Industrial demand to face a slow recovery

Our forecast for manufacturing Purchasing Managers Indices – our proxy for industrial demand for silver – is for a recovery from today’s crisis levels. But the recovery will be slow and may not even rise above 50 (the demarcation between contraction and expansion) in the forecast horizon. That will be a slower recovery than what we saw in 2009, as the lockdown measures can only be eased slowly in the current environment despite all the monetary and fiscal easing potentially driving higher the natural demand for industrial activity.

 

Figure 4: Global Manufacturing Purchasing Managers Indices

Source: WisdomTree, Bloomberg. 05/02/2009 to 04/05/2020. Forecasts are not an indicator of future performance and any investments are subject to risks and uncertainties.

 

Mining supply could expand

Mine supply of silver has been declining for four years. Declining ore grades at several large primary silver miners, lower silver production at copper mines and notable disruptions at major silver mines were the main drivers.

 

In our model framework, one of our proxies for supply – the amount of capital expenditure in mines – while having slowed down substantially in recent months, had been rising 18 months ago. In our model, we apply an 18-month lag on this data to reflect the time it takes before an increase in capex turns into a material increase in supply. For now, as we live in the shadow of that rising capex, supply could take some of the potential price gains for silver away.

 

However, assessing the micro-situation, there is a case for mine supply to decline this year. Due to COVID-19, mining activity has been temporarily suspended in major silver producers including Mexico, Peru, Bolivia, and the Province of Quebec in Canada. So, while in our model framework we point to supply increases being a potential headwind, there is an upside risk to price if the COVID-19 related disruptions take place.

 

Figure 5: Miners capital expenditure growth

Source: WisdomTree, Bloomberg. Data available as 18 May 2020. Historical performance is not an indication of future performance and any investments may go down in value.

 

Silver exchange inventory rising

Turning to another supply indicator – silver inventory – we are handicapped by the poor data in global inventory and so we rely on futures exchange inventory as a proxy. Futures exchange inventory has been rising relentlessly in the past few years. Although that is hard to square with the falling mine supply in recent years, it does help account for the relatively weak prices of silver.

 

We should note that there is a distinction between registered and eligible inventory. Eligible means the metal meets exchange’s requirements but has not been pledged as collateral against a futures market transaction. Registered means the metal meets requirements and has been pledged as collateral for futures market transactions. Eligible can easily be converted into registered, and that is why we look at the aggregate. However, most of the gains have come in the form of eligible rather than registered. That could simply be the choice of warehousing more in COMEX warehouses rather than other warehouses.
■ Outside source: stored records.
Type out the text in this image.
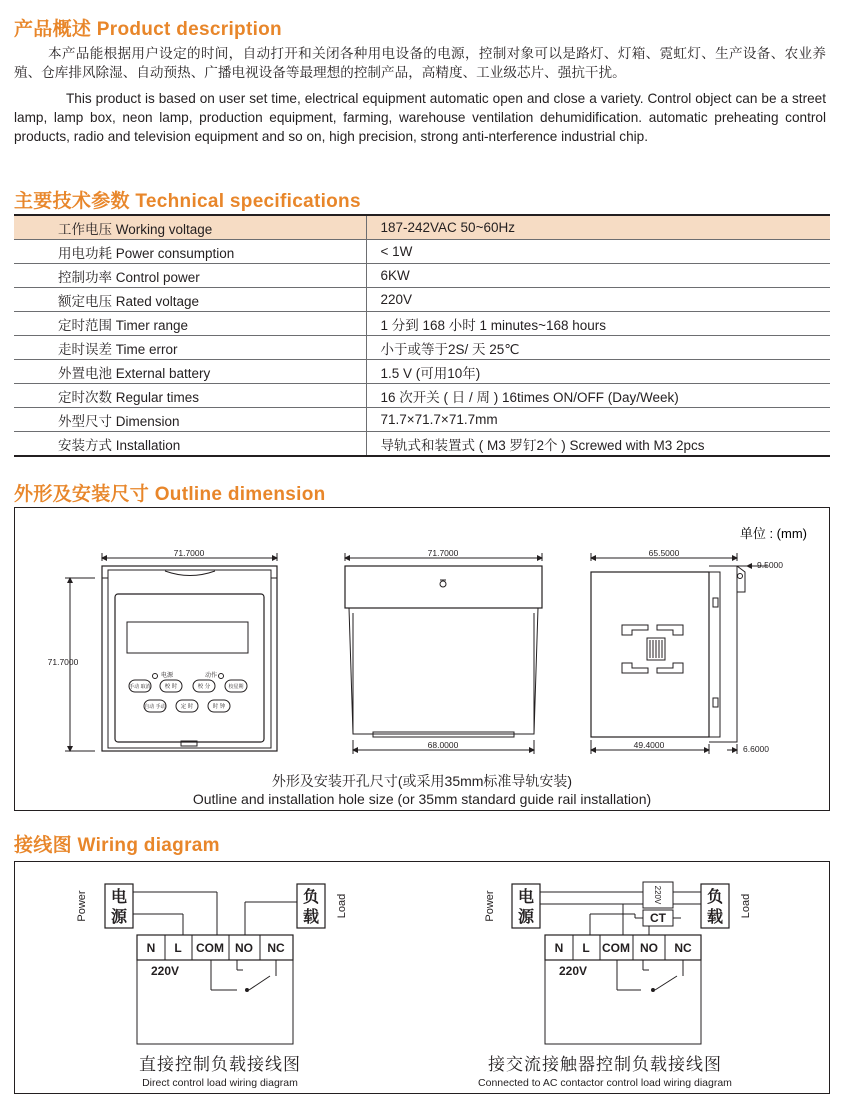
产品概述 Product description

本产品能根据用户设定的时间，自动打开和关闭各种用电设备的电源，控制对象可以是路灯、灯箱、霓虹灯、生产设备、农业养殖、仓库排风除湿、自动预热、广播电视设备等最理想的控制产品，高精度、工业级芯片、强抗干扰。

This product is based on user set time, electrical equipment automatic open and close a variety. Control object can be a street lamp, lamp box, neon lamp, production equipment, farming, warehouse ventilation dehumidification. automatic preheating control products, radio and television equipment and so on, high precision, strong anti-nterference industrial chip.

主要技术参数 Technical specifications
工作电压 Working voltage	187-242VAC 50~60Hz
用电功耗 Power consumption	< 1W
控制功率 Control power	6KW
额定电压 Rated voltage	220V
定时范围 Timer range	1 分到 168 小时 1 minutes~168 hours
走时误差 Time error	小于或等于2S/ 天 25℃
外置电池 External battery	1.5 V (可用10年)
定时次数 Regular times	16 次开关 ( 日 / 周 ) 16times ON/OFF (Day/Week)
外型尺寸 Dimension	71.7×71.7×71.7mm
安装方式 Installation	导轨式和装置式 ( M3 罗钉2个 ) Screwed with M3 2pcs
外形及安装尺寸 Outline dimension
单位 : (mm)
71.7000
71.7000
电源	动作
手动 取消	校 时	校 分	校星期
自动 手动	定 时	时 钟
71.7000
68.0000
65.5000
9.5000
49.4000	6.6000
外形及安装开孔尺寸(或采用35mm标准导轨安装)
Outline and installation hole size (or 35mm standard guide rail installation)
接线图 Wiring diagram
Power 电源
负载 Load
N L COM NO NC
220V
Power 电源
负载 Load
220V
CT
N L COM NO NC
220V
直接控制负载接线图
Direct control load wiring diagram
接交流接触器控制负载接线图
Connected to AC contactor control load wiring diagram
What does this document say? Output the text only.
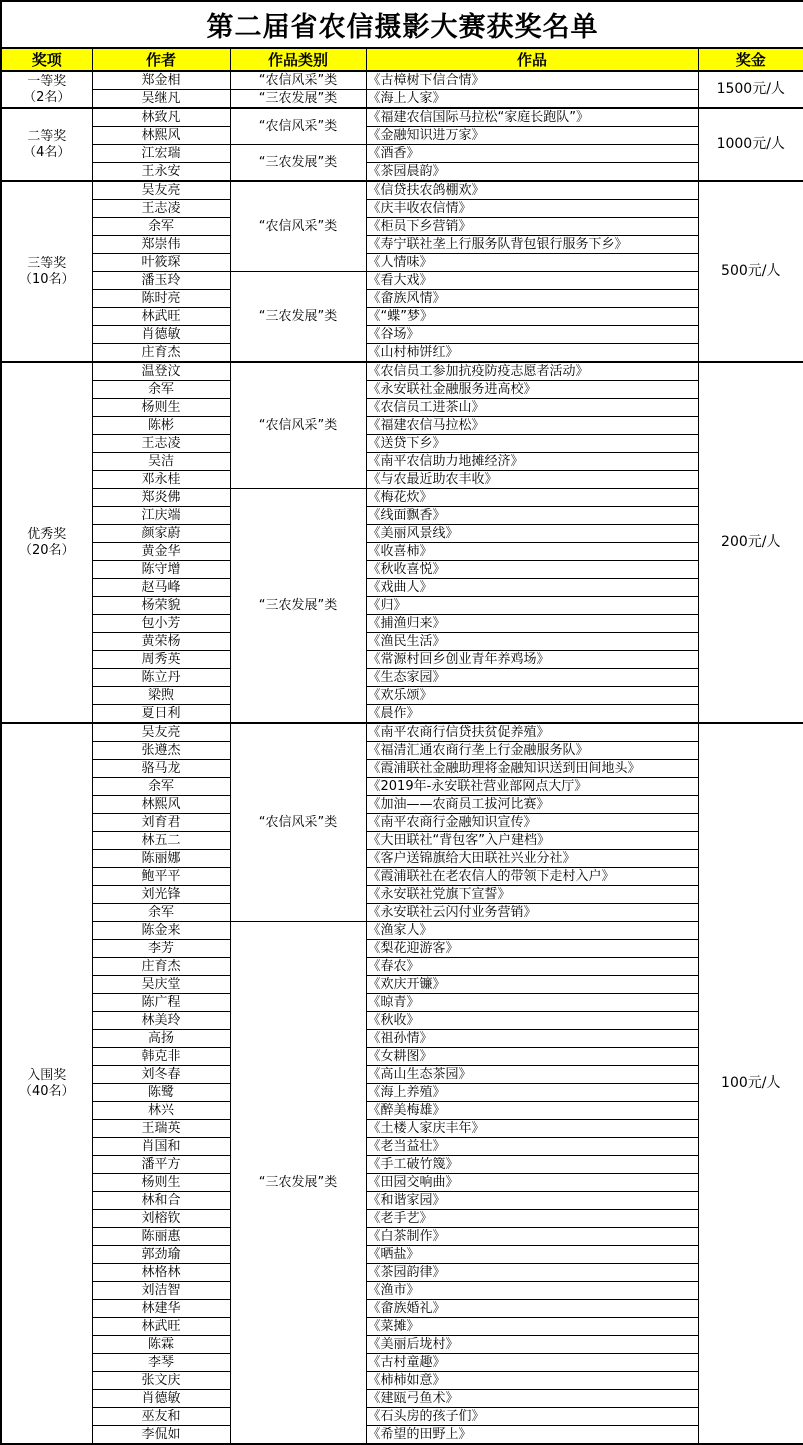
第二届省农信摄影大赛获奖名单				
奖项	作者	作品类别	作品	奖金

一等奖
（2名）	郑金相	“农信风采”类	《古樟树下信合情》	1500元/人
	吴继凡	“三农发展”类	《海上人家》	

二等奖
（4名）	林致凡	“农信风采”类	《福建农信国际马拉松“家庭长跑队”》	1000元/人
	林熙风		《金融知识进万家》	
	江宏瑞	“三农发展”类	《酒香》	
	王永安		《茶园晨韵》	

三等奖
（10名）	吴友亮	“农信风采”类	《信贷扶农鸽棚欢》	500元/人
	王志凌		《庆丰收农信情》	
	余军		《柜员下乡营销》	
	郑崇伟		《寿宁联社垄上行服务队背包银行服务下乡》	
	叶筱琛		《人情味》	
	潘玉玲	“三农发展”类	《看大戏》	
	陈时亮		《畲族风情》	
	林武旺		《“蝶”梦》	
	肖德敏		《谷场》	
	庄育杰		《山村柿饼红》	

优秀奖
（20名）	温登汶	“农信风采”类	《农信员工参加抗疫防疫志愿者活动》	200元/人
	余军		《永安联社金融服务进高校》	
	杨则生		《农信员工进茶山》	
	陈彬		《福建农信马拉松》	
	王志凌		《送贷下乡》	
	吴洁		《南平农信助力地摊经济》	
	邓永桂		《与农最近助农丰收》	
	郑炎佛	“三农发展”类	《梅花炊》	
	江庆端		《线面飘香》	
	颜家蔚		《美丽风景线》	
	黄金华		《收喜柿》	
	陈守增		《秋收喜悦》	
	赵马峰		《戏曲人》	
	杨荣貌		《归》	
	包小芳		《捕渔归来》	
	黄荣杨		《渔民生活》	
	周秀英		《常源村回乡创业青年养鸡场》	
	陈立丹		《生态家园》	
	梁煦		《欢乐颂》	
	夏日利		《晨作》	

入围奖
（40名）	吴友亮	“农信风采”类	《南平农商行信贷扶贫促养殖》	100元/人
	张遵杰		《福清汇通农商行垄上行金融服务队》	
	骆马龙		《霞浦联社金融助理将金融知识送到田间地头》	
	余军		《2019年-永安联社营业部网点大厅》	
	林熙风		《加油——农商员工拔河比赛》	
	刘育君		《南平农商行金融知识宣传》	
	林五二		《大田联社“背包客”入户建档》	
	陈丽娜		《客户送锦旗给大田联社兴业分社》	
	鲍平平		《霞浦联社在老农信人的带领下走村入户》	
	刘光锋		《永安联社党旗下宣誓》	
	余军		《永安联社云闪付业务营销》	
	陈金来	“三农发展”类	《渔家人》	
	李芳		《梨花迎游客》	
	庄育杰		《春农》	
	吴庆堂		《欢庆开镰》	
	陈广程		《晾青》	
	林美玲		《秋收》	
	高扬		《祖孙情》	
	韩克非		《女耕图》	
	刘冬春		《高山生态茶园》	
	陈鹭		《海上养殖》	
	林兴		《醉美梅雄》	
	王瑞英		《土楼人家庆丰年》	
	肖国和		《老当益壮》	
	潘平方		《手工破竹篾》	
	杨则生		《田园交响曲》	
	林和合		《和谐家园》	
	刘榕钦		《老手艺》	
	陈丽惠		《白茶制作》	
	郭劲瑜		《晒盐》	
	林格林		《茶园韵律》	
	刘洁智		《渔市》	
	林建华		《畲族婚礼》	
	林武旺		《菜摊》	
	陈霖		《美丽后垅村》	
	李琴		《古村童趣》	
	张文庆		《柿柿如意》	
	肖德敏		《建瓯弓鱼术》	
	巫友和		《石头房的孩子们》	
	李侃如		《希望的田野上》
Nevertheless, the greater source of visible inventory has had a price dampening impact on silver. We expect this to continue as a headwind against prices.

 

Figure 6: Silver inventory

Source: WisdomTree, Bloomberg. Data available as 18 May 2020. Historical performance is not an indication of future performance and any investments may go down in value.

 

Although silver faces some headwinds from declining industrial demand and potential supply increases, its correlation to gold should act a strong tailwind. While silver’s correlation with gold has been poor in recent months, it does appear in the past few weeks that it is regaining. We could find that our assumption on supply increases based on the model’s treatments of capital expenditure increases is misleading. Mine supply may, in fact, remain tighter due to COVID-19 restrictions. So, the risk for silver price could be to the upside.

[1] In the year to 18th May 2020, based on Bloomberg spot data.

[2] According to data from the Silver Institute.